Las dos delegaciones, que ayer destrabaron las negociaciones al consensuar el último punto que las bloqueaba, el referente a la restitución, concretaron hoy los asuntos pendientes del convenio y firmaron el acuerdo, según el enviado de la Organización de Estados Americanos (OEA), Víctor Rico.

“El acuerdo entra en vigencia a partir de (...) hoy, y en los próximos días se conformará la comisión de verificación, que va a coordinar la OEA, (y) el Gabinete de Unidad Nacional, (para lo que hay) plazo hasta la próxima semana”, explicó.

Las comisiones del presidente depuesto de Honduras, Manuel Zelaya, y del de facto, Roberto Micheletti, firmaron el acuerdo final que busca ponerle fin a la crisis política del país, según el cual la próxima semana debe integrarse un Gobierno de reconciliación nacional.
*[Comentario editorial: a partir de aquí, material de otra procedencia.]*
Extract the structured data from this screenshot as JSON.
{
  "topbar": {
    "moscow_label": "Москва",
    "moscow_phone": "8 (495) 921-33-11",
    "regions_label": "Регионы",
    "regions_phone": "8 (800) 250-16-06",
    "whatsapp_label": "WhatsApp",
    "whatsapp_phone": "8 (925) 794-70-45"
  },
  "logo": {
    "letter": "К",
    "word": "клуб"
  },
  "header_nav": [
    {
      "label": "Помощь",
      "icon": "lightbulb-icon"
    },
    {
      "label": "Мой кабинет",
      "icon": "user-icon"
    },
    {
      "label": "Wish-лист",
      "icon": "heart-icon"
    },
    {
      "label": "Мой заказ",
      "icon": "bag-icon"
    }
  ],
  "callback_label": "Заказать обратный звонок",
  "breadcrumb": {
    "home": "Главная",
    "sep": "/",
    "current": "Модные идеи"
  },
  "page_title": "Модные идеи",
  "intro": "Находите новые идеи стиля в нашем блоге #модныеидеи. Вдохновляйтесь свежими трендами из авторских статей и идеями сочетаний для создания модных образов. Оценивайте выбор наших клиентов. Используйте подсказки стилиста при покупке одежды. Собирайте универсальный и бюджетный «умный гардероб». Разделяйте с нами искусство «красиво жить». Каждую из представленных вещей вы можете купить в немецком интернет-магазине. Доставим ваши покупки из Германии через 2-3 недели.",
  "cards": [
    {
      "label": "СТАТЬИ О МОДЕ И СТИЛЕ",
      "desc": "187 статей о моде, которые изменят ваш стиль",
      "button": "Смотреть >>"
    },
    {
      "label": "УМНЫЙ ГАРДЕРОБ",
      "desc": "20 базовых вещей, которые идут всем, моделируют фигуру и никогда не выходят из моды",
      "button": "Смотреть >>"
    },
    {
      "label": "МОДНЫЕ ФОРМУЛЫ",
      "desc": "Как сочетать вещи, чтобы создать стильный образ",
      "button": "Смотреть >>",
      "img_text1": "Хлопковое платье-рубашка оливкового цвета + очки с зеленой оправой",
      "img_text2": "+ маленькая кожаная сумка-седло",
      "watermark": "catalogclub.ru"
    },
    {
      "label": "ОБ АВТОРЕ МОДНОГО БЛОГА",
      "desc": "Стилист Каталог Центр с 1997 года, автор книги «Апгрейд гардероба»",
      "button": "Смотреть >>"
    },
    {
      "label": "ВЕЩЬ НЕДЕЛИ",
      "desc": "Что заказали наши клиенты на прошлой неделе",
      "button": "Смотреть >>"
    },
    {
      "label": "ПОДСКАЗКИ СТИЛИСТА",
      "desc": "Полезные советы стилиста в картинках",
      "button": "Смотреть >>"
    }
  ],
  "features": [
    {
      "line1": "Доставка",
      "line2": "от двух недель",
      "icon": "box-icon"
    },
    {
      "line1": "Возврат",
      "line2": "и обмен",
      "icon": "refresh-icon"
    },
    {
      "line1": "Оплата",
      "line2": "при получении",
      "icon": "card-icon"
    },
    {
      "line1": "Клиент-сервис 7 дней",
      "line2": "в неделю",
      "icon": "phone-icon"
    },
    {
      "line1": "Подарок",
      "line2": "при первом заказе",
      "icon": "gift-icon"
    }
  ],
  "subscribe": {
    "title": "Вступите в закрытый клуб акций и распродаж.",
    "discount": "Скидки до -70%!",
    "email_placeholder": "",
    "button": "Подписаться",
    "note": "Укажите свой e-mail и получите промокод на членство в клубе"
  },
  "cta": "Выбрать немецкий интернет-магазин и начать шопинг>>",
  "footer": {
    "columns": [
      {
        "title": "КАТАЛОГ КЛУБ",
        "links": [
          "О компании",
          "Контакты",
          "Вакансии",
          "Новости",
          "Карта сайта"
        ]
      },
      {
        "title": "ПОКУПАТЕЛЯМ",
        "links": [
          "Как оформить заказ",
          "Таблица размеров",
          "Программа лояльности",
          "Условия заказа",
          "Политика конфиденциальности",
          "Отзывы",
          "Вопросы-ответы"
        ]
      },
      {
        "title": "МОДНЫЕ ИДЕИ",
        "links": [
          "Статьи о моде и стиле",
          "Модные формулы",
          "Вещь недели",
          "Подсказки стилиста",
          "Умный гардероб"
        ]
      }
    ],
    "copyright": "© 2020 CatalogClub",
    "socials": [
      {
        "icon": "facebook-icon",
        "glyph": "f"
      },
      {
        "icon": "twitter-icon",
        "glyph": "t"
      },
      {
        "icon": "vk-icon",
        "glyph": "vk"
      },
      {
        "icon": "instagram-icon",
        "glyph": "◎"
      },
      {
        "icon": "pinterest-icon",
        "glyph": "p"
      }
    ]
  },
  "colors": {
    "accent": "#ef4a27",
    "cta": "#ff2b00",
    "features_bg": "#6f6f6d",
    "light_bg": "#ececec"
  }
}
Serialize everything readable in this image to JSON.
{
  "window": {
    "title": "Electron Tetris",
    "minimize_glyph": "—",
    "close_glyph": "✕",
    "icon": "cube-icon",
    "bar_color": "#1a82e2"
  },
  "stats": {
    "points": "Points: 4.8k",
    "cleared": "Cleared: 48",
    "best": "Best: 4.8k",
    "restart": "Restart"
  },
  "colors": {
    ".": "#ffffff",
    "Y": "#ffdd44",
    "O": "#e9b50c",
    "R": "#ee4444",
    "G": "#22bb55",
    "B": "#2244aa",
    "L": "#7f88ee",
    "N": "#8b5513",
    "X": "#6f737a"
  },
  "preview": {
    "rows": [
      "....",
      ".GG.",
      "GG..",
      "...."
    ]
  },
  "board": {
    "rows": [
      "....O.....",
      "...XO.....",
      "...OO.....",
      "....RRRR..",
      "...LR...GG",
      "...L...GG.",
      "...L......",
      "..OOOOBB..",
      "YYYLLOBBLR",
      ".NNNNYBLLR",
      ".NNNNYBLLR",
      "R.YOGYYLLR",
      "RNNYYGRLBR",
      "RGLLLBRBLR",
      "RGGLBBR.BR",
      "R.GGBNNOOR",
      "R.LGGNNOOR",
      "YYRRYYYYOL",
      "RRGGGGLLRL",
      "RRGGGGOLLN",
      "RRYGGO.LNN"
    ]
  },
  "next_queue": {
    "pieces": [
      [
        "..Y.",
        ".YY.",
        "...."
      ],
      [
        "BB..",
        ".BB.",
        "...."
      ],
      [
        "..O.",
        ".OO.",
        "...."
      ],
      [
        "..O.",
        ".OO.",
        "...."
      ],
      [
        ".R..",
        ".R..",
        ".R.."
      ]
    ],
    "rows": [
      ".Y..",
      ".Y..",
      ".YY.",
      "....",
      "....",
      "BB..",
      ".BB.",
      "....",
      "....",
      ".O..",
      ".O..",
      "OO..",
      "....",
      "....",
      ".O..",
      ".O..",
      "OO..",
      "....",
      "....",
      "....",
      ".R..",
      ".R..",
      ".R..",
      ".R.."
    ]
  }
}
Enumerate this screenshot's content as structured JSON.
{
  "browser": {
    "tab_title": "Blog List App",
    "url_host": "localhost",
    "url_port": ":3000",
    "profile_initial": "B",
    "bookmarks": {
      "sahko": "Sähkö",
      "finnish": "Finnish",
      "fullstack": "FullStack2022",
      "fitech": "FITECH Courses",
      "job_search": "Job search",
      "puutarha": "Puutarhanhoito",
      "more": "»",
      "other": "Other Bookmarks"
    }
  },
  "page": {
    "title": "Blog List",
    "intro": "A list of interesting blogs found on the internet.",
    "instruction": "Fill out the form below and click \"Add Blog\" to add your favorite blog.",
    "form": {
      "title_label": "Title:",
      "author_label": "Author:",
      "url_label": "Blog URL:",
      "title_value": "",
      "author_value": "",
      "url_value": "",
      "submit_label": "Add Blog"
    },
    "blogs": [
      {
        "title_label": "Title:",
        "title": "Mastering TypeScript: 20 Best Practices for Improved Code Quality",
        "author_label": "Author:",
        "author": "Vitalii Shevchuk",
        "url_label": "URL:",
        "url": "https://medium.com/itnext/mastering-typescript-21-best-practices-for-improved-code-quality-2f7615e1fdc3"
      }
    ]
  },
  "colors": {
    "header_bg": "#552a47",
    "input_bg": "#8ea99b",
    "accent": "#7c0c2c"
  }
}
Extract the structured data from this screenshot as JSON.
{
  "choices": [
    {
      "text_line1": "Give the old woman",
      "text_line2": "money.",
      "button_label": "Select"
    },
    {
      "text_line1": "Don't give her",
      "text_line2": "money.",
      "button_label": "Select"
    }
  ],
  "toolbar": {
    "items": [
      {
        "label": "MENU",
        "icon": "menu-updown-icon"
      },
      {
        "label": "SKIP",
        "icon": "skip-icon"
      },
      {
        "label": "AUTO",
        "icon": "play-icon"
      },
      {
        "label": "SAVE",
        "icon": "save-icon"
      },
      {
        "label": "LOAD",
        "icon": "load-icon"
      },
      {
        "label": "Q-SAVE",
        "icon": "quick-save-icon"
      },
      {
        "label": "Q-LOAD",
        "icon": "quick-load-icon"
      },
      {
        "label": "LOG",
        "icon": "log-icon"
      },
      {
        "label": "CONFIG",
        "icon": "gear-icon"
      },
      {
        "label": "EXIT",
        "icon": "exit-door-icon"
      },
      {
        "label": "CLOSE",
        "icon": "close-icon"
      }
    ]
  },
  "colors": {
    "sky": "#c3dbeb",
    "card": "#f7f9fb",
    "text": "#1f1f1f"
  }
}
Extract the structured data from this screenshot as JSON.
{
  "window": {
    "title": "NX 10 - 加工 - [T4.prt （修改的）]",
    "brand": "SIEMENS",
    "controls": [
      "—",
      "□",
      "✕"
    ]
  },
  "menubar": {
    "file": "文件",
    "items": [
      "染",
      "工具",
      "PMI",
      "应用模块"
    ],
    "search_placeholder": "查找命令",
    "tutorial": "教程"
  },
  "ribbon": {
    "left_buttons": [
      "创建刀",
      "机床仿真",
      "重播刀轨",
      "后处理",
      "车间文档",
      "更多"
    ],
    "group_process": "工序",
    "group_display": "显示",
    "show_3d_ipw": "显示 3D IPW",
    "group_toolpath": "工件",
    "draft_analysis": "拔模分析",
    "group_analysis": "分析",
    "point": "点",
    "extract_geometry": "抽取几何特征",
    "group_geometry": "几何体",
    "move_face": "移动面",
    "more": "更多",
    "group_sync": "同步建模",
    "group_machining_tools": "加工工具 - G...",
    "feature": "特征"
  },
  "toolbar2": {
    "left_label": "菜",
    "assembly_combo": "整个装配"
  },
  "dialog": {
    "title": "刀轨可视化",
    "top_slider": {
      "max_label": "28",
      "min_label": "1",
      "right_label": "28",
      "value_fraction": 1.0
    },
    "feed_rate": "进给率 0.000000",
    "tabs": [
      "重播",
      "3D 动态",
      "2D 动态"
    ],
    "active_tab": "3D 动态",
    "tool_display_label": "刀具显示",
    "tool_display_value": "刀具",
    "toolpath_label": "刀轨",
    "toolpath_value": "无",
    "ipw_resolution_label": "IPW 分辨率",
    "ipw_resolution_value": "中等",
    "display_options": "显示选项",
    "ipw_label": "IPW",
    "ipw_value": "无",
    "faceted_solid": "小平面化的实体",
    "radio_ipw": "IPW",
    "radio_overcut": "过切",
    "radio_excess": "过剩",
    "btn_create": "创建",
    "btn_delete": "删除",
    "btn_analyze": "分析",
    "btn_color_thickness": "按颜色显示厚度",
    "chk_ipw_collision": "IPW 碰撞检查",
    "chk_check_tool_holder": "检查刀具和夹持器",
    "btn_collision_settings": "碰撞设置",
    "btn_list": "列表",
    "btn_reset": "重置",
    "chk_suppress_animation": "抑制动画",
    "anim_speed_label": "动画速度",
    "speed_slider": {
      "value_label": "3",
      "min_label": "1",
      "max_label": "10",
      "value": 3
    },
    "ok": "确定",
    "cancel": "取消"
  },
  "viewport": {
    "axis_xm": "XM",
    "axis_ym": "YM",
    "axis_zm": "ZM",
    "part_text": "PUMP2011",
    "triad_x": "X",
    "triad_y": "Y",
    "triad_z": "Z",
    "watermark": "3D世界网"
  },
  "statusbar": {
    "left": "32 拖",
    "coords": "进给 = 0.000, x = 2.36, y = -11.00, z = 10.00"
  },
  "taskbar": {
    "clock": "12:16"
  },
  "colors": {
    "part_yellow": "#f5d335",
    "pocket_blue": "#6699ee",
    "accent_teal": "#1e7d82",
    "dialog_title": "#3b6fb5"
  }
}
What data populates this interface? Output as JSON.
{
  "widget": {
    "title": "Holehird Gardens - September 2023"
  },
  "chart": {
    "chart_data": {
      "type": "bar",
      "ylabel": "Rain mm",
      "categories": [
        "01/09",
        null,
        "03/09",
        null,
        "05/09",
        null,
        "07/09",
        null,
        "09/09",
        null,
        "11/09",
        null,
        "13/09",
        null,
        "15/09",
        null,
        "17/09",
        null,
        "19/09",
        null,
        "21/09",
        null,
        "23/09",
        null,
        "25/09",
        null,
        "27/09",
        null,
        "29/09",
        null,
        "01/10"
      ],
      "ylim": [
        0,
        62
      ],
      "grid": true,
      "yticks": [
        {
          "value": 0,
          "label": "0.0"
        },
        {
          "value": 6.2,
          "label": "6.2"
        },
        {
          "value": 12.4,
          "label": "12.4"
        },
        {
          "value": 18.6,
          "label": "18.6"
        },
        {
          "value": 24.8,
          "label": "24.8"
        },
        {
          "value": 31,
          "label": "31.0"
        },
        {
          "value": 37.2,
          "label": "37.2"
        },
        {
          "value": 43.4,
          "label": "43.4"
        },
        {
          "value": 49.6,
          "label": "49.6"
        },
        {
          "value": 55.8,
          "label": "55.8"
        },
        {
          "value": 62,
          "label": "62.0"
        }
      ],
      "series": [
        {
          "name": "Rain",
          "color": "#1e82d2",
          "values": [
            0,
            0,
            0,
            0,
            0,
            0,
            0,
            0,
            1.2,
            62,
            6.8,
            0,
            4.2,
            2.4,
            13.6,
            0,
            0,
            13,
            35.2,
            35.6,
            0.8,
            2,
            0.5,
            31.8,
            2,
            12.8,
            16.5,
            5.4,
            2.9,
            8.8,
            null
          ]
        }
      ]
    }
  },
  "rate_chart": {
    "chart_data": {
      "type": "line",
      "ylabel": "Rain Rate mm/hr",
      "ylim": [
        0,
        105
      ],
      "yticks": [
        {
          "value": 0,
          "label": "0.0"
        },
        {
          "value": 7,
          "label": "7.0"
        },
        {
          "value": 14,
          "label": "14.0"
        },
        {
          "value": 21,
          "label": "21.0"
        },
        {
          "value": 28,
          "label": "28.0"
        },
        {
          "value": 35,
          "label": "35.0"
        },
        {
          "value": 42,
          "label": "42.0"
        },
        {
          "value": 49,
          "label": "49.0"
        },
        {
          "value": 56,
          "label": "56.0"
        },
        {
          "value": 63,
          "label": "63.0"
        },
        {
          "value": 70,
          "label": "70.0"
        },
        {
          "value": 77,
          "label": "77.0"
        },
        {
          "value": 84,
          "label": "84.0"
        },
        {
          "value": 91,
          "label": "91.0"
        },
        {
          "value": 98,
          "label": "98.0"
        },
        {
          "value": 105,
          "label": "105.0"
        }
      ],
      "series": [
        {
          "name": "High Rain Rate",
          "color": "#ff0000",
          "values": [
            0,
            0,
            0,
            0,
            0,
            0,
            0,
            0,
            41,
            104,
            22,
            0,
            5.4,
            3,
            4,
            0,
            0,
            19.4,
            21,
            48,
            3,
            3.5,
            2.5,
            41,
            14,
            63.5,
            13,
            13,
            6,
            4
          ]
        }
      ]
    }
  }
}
“Con la negociación de los puntos pendientes, los delegados de las dos comisiones acaban de firmar el Acuerdo de Tegucigalpa-San José”, anunció ante la prensa el secretario de Asuntos Políticos de la Organización de Estados Americanos (OEA), Víctor Rico, en el hotel de Tegucigalpa donde se celebró el acto

El presidente de facto de Honduras, Roberto Micheletti, anunció en la víspera que había autorizado la firma de un acuerdo con el que se pretende poner fin a la crisis política en ese país centroamericano, que entre sus condiciones prevé la posibilidad de la restitución del presidente constitucional, Manuel Zelaya.